From 0d32a24cba1d00fe3e305593c3bd7b352cb3763f Mon Sep 17 00:00:00 2001
From: lamm45 <96844552+lamm45@users.noreply.github.com>
Date: Sun, 10 Apr 2022 13:13:30 -0400
Subject: [PATCH] Fix some doc references in geometric image transformations
 module

---
 modules/imgproc/include/opencv2/imgproc.hpp | 10 +++++-----
 1 file changed, 5 insertions(+), 5 deletions(-)

diff --git a/modules/imgproc/include/opencv2/imgproc.hpp b/modules/imgproc/include/opencv2/imgproc.hpp
index 9425ba88d5..a21c9227af 100644
--- a/modules/imgproc/include/opencv2/imgproc.hpp
+++ b/modules/imgproc/include/opencv2/imgproc.hpp
@@ -118,7 +118,7 @@ sophisticated [interpolation methods](http://en.wikipedia.org/wiki/Multivariate_
 where a polynomial function is fit into some neighborhood of the computed pixel \f$(f_x(x,y),
 f_y(x,y))\f$, and then the value of the polynomial at \f$(f_x(x,y), f_y(x,y))\f$ is taken as the
 interpolated pixel value.

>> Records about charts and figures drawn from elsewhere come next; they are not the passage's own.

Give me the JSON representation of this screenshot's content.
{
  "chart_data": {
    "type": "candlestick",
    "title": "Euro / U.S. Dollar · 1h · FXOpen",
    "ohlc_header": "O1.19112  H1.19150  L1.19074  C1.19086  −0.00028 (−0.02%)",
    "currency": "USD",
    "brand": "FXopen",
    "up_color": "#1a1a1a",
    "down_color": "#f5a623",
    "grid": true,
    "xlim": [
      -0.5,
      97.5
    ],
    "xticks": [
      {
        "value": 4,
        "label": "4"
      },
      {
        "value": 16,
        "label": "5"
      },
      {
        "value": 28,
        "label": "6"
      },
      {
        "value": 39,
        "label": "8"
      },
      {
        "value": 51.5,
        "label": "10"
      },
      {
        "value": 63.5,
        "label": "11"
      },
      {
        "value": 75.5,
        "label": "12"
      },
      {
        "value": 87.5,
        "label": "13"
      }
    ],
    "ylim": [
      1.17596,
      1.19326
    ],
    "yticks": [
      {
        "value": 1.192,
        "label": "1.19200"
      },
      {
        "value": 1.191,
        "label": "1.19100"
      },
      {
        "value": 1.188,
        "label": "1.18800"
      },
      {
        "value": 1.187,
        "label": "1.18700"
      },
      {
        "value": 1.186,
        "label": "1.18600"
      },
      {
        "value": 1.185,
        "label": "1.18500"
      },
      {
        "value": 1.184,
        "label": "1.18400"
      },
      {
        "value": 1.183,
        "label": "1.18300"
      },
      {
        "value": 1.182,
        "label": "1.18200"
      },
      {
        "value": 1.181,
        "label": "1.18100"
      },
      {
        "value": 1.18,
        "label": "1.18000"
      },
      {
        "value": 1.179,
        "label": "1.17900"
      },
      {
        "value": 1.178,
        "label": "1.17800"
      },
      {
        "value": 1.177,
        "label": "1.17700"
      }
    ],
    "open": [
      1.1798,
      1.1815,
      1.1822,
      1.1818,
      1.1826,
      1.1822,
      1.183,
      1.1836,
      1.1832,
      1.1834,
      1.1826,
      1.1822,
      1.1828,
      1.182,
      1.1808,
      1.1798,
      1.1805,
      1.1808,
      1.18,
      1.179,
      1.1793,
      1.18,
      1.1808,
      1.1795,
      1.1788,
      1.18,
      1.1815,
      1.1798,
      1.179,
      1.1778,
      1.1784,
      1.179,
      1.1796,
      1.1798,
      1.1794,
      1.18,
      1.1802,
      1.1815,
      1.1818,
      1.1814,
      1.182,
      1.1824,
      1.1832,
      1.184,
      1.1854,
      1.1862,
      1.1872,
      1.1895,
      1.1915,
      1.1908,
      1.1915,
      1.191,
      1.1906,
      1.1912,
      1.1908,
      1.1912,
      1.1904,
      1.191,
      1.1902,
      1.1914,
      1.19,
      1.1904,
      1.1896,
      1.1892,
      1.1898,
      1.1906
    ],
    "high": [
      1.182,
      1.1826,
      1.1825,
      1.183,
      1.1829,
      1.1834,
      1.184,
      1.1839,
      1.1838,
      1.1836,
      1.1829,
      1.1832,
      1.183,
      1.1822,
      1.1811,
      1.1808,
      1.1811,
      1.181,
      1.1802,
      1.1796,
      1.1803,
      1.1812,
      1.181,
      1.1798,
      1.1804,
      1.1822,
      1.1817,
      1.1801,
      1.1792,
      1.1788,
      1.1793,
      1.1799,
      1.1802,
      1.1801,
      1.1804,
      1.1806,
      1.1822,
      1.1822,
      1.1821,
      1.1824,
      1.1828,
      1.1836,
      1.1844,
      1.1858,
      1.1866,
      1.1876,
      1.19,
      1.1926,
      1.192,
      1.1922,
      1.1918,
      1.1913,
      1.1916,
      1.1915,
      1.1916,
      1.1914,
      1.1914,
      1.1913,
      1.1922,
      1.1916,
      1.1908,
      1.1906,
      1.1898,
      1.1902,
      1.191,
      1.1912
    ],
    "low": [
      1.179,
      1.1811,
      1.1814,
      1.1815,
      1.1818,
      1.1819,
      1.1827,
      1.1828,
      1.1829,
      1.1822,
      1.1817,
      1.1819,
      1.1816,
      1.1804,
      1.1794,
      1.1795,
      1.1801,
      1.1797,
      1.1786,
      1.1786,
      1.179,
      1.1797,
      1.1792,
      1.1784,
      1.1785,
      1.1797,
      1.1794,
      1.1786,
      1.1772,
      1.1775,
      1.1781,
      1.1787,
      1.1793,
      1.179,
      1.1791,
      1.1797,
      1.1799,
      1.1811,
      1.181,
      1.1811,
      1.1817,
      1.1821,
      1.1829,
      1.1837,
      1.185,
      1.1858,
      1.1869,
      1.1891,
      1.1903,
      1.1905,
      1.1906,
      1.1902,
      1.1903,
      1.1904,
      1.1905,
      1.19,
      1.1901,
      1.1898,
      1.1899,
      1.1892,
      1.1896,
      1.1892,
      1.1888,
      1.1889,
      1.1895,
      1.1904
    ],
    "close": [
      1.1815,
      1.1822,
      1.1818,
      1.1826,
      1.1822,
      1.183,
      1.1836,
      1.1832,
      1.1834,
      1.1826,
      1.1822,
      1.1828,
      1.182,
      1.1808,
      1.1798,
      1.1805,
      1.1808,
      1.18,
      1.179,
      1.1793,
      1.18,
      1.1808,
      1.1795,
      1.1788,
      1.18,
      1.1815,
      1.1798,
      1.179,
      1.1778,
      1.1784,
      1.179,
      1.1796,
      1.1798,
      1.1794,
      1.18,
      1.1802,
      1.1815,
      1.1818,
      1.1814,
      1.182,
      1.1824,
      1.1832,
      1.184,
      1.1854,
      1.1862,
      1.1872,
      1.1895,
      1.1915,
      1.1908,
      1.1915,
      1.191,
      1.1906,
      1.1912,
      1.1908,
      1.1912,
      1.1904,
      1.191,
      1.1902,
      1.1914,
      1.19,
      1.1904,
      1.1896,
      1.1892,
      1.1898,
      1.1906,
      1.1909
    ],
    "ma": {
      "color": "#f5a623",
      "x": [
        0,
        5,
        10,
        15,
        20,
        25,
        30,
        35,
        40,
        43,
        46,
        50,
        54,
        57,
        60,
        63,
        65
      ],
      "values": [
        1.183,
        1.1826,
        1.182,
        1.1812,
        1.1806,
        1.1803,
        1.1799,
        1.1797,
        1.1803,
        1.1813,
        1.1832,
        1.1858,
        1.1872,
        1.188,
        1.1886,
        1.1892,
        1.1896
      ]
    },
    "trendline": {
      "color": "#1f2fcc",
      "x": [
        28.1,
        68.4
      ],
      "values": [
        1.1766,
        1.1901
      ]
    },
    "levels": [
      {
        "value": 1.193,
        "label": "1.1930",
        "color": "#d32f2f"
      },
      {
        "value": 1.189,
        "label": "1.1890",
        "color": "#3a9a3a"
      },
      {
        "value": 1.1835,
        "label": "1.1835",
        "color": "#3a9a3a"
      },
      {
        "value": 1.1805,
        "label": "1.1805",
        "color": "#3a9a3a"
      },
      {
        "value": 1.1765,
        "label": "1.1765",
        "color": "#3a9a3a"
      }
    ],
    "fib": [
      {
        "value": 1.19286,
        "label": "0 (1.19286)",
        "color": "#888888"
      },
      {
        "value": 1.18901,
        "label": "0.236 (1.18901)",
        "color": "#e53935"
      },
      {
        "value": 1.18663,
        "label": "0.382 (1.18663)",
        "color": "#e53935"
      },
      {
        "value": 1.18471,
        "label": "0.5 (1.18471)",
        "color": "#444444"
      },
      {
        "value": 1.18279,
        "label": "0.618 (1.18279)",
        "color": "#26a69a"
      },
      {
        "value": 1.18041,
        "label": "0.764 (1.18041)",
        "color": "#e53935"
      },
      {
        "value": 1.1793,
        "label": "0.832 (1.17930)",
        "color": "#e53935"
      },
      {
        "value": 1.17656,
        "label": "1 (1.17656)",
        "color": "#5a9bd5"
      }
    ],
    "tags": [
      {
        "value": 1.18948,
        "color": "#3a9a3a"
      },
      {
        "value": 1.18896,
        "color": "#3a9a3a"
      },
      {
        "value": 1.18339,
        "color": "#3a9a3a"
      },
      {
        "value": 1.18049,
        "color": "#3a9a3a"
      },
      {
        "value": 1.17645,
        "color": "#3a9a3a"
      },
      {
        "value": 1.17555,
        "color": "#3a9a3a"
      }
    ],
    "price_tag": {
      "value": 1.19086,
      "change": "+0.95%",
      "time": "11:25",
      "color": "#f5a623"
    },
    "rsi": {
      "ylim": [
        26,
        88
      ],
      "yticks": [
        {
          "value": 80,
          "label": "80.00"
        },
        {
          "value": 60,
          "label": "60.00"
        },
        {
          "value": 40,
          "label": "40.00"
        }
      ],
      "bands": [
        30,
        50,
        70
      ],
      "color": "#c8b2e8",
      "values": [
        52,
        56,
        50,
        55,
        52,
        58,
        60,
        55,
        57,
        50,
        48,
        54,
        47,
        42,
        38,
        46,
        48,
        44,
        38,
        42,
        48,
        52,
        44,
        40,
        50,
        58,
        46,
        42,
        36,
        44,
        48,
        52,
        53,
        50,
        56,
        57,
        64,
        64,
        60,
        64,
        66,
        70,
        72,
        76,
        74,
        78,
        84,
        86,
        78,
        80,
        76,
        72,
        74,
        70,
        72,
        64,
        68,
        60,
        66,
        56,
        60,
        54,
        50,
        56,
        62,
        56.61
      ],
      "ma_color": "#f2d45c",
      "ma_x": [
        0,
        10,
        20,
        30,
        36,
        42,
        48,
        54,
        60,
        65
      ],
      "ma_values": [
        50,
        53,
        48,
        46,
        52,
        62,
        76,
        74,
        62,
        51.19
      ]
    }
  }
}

In OpenCV, you can choose between several interpolation methods. See
-resize for details.
+#resize for details.
 
 @note The geometrical transformations do not work with `CV_8S` or `CV_32S` images.
 
@@ -2265,7 +2265,7 @@ way:
     resize(src, dst, Size(), 0.5, 0.5, interpolation);
 @endcode
 To shrink an image, it will generally look best with #INTER_AREA interpolation, whereas to
-enlarge an image, it will generally look best with c#INTER_CUBIC (slow) or #INTER_LINEAR
+enlarge an image, it will generally look best with #INTER_CUBIC (slow) or #INTER_LINEAR
 (faster but still looks OK).
 
 @param src input image.
@@ -2357,7 +2357,7 @@ The function remap transforms the source image using the specified map:
 where values of pixels with non-integer coordinates are computed using one of available
 interpolation methods. \f$map_x\f$ and \f$map_y\f$ can be encoded as separate floating-point maps
 in \f$map_1\f$ and \f$map_2\f$ respectively, or interleaved floating-point maps of \f$(x,y)\f$ in
-\f$map_1\f$, or fixed-point maps created by using convertMaps. The reason you might want to
+\f$map_1\f$, or fixed-point maps created by using #convertMaps. The reason you might want to
 convert from floating to fixed-point representations of a map is that they can yield much faster
 (\~2x) remapping operations. In the converted case, \f$map_1\f$ contains pairs (cvFloor(x),
 cvFloor(y)) and \f$map_2\f$ contains indices in a table of interpolation coefficients.
@@ -2367,7 +2367,7 @@ This function cannot operate in-place.
 @param src Source image.
 @param dst Destination image. It has the same size as map1 and the same type as src .
 @param map1 The first map of either (x,y) points or just x values having the type CV_16SC2 ,
-CV_32FC1, or CV_32FC2. See convertMaps for details on converting a floating point
+CV_32FC1, or CV_32FC2. See #convertMaps for details on converting a floating point
 representation to fixed-point for speed.
 @param map2 The second map of y values having the type CV_16UC1, CV_32FC1, or none (empty map
 if map1 is (x,y) points), respectively.
@@ -2392,7 +2392,7 @@ options ( (map1.type(), map2.type()) \f$\rightarrow\f$ (dstmap1.type(), dstmap2.
 supported:
 
 - \f$\texttt{(CV_32FC1, CV_32FC1)} \rightarrow \texttt{(CV_16SC2, CV_16UC1)}\f$. This is the
-most frequently used conversion operation, in which the original floating-point maps (see remap )
+most frequently used conversion operation, in which the original floating-point maps (see #remap)
 are converted to a more compact and much faster fixed-point representation. The first output array
 contains the rounded coordinates and the second array (created only when nninterpolation=false )
 contains indices in the interpolation tables.